I was just grabbing one for the both of us when his sister swooped by with her pack of girlfriends in a cloud of paisley and pink. I stuttered out a weak, “H-h-hi, Hannah.”
“Oh, hey Jack,” she said and flowed on by. I focused on setting out a folding chair so nobody would notice my grin. Nothing could keep me down on music night.
The river kept the air cool as the water flowed by the park in a wide curve. People came down out of the hills, some so wrinkled and bent, you’d swear they were at least 200 years old. And they all brought their instruments with ’em—everywhere you looked there were guitars, banjos, fiddles, basses, mandolins, and dulcimers. Sometimes there were more people making music than listening. For everybody else, it was a good time to catch up on gossip.
When Grandpa Chase wasn’t sellin’, he was sawing away on his fiddle. Mr. Quinn, Piran’s dad, plucked like wildfire on his claw hammer banjo. A few kids stumbled over their fingering, trying to keep up. Mom sang along to “I’ll Fly Away” and “Rosewood Casket”—I caught Dad looking at her with a goofy expression on his face. If anybody could get his mind off the mine, it was her.

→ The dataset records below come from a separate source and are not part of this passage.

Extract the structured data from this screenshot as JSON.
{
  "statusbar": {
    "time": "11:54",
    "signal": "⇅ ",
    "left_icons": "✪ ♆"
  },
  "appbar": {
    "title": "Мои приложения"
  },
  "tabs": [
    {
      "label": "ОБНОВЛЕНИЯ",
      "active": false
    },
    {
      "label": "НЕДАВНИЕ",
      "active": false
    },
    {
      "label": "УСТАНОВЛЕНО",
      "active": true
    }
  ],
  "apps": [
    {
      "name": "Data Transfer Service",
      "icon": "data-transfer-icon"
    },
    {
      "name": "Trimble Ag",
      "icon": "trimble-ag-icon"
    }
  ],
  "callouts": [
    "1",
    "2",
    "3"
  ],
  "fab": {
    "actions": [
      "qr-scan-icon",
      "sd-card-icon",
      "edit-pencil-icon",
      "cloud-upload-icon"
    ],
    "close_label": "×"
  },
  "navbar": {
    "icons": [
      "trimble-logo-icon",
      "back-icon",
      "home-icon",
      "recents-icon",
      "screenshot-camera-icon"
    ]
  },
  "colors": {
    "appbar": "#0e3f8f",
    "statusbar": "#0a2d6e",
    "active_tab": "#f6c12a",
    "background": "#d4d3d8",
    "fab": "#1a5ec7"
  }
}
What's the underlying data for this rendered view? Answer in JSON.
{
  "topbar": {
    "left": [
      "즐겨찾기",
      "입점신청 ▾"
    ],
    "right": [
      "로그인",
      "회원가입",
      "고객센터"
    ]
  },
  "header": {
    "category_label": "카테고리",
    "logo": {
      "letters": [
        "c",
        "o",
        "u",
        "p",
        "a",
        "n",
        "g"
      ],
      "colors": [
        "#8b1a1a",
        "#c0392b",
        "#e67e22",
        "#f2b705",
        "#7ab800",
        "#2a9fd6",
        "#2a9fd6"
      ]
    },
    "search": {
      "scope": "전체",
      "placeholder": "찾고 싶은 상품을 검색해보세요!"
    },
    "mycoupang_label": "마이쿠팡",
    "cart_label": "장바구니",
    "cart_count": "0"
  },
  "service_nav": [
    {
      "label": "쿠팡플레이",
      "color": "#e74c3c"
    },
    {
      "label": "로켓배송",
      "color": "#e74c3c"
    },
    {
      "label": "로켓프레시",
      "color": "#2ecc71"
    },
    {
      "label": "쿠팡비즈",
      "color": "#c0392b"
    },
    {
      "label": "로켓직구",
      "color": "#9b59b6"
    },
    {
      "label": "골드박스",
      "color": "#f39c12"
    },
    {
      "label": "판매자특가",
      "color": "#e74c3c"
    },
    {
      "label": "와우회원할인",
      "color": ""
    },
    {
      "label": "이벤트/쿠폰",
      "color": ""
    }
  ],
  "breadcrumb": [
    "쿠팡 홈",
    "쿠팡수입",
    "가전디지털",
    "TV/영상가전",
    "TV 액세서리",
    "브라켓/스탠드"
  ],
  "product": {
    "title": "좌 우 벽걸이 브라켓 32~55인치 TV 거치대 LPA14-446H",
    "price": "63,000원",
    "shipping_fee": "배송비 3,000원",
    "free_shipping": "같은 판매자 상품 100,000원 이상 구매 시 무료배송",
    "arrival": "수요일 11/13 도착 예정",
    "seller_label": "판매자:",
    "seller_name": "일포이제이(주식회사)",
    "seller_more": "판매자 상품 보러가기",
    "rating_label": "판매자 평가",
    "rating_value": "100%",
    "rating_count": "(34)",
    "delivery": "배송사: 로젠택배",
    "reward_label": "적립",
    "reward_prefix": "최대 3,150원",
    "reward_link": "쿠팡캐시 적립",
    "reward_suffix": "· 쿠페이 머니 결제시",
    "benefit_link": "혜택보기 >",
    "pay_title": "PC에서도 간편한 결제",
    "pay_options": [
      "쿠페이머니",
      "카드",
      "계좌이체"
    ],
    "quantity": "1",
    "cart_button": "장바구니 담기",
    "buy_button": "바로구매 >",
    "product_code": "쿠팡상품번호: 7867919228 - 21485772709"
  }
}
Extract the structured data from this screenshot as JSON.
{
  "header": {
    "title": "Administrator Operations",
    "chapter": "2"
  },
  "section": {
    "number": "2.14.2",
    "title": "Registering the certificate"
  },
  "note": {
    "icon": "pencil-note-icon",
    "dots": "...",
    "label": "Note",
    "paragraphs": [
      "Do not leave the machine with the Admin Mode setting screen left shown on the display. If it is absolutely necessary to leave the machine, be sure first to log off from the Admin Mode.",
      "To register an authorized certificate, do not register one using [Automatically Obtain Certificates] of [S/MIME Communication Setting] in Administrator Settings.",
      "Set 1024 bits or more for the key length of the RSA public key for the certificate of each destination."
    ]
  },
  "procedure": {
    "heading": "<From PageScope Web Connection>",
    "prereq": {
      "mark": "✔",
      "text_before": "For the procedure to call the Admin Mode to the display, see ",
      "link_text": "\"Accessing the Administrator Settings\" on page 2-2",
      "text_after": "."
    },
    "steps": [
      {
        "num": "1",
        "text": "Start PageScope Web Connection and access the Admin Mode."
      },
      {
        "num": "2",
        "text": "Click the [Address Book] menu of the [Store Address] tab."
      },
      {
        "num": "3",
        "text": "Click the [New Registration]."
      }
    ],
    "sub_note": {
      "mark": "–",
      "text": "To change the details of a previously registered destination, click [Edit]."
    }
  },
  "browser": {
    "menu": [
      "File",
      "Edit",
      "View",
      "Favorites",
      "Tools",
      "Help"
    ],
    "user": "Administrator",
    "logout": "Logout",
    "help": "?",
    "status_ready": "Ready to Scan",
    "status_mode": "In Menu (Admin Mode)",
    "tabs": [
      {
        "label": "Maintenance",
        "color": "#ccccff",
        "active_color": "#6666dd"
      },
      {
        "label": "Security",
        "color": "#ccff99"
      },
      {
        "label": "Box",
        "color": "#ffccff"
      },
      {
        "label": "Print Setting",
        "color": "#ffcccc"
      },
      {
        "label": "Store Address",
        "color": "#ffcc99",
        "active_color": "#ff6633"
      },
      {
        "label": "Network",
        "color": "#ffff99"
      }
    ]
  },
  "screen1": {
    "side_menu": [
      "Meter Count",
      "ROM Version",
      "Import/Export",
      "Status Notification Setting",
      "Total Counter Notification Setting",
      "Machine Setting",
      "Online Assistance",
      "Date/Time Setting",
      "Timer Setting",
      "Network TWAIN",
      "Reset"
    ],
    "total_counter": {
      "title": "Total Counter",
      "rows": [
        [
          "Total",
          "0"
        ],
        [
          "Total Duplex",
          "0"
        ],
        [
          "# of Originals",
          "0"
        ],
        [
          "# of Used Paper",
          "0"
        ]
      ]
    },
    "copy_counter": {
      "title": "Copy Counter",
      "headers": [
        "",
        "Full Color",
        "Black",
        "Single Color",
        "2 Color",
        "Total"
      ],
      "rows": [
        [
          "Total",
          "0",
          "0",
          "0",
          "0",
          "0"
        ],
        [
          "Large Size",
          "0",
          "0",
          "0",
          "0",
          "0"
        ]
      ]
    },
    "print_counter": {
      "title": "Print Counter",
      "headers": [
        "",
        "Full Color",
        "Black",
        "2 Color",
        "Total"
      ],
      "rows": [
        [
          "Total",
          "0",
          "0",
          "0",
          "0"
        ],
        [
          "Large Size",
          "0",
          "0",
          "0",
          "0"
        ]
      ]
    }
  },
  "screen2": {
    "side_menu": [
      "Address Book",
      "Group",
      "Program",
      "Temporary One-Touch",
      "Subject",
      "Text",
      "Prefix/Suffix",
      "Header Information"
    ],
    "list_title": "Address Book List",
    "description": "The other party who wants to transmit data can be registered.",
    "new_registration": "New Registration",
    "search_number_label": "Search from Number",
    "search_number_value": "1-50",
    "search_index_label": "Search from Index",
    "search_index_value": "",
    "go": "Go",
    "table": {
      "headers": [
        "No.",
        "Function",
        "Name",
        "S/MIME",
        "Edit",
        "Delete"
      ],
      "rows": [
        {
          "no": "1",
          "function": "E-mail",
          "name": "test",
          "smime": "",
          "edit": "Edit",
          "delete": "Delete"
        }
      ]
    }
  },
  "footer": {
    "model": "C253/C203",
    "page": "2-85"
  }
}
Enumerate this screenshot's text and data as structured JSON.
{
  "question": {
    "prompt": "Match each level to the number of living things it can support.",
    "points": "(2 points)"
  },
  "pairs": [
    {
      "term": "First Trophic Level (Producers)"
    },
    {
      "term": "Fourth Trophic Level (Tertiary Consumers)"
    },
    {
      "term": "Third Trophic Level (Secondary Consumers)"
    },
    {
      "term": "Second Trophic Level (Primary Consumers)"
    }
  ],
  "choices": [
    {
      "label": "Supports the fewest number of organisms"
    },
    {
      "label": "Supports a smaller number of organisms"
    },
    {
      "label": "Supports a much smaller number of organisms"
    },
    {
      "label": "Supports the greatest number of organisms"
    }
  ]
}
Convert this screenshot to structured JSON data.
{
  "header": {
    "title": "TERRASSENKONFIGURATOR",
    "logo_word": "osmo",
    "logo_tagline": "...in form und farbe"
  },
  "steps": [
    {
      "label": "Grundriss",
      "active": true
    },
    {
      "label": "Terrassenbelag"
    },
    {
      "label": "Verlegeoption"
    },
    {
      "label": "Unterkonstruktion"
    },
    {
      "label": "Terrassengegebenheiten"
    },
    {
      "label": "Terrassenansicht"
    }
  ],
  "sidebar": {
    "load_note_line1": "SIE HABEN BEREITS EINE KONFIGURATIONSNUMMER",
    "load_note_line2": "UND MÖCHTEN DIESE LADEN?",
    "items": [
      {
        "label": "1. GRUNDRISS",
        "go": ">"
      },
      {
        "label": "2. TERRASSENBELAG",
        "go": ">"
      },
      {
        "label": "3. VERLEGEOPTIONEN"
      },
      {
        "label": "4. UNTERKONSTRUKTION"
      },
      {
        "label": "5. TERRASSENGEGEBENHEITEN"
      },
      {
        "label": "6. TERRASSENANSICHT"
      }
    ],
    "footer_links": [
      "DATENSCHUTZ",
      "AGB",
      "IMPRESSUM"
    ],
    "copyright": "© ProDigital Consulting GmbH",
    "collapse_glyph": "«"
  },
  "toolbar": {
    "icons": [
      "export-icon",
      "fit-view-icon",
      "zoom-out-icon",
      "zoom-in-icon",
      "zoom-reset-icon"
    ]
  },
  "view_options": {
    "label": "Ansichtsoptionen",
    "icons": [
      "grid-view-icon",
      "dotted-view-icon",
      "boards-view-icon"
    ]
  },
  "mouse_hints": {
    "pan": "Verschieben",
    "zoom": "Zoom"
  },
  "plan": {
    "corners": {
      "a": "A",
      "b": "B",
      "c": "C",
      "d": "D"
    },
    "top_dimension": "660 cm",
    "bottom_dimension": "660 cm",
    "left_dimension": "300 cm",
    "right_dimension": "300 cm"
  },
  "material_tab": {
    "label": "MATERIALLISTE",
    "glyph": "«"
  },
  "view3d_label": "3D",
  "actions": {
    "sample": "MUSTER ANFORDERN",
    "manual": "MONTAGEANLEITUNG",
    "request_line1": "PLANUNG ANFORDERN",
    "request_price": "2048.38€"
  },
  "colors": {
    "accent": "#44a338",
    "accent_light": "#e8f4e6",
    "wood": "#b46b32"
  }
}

Old Counce Taylor harmonized with her in his Celtic mountain drawl. When he sang “Angel Band,” he blended all the words together until it was nearly impossible to tell what the words were. Grandpa said he sounded like a bagpipe—that it was the old mountain way of singin’.
Aunt Livvy and Uncle Bubba danced a few reels. They were so good people said they could win awards. Buster just grumbled, “God, they’re at it again,” and tried not to stand too close.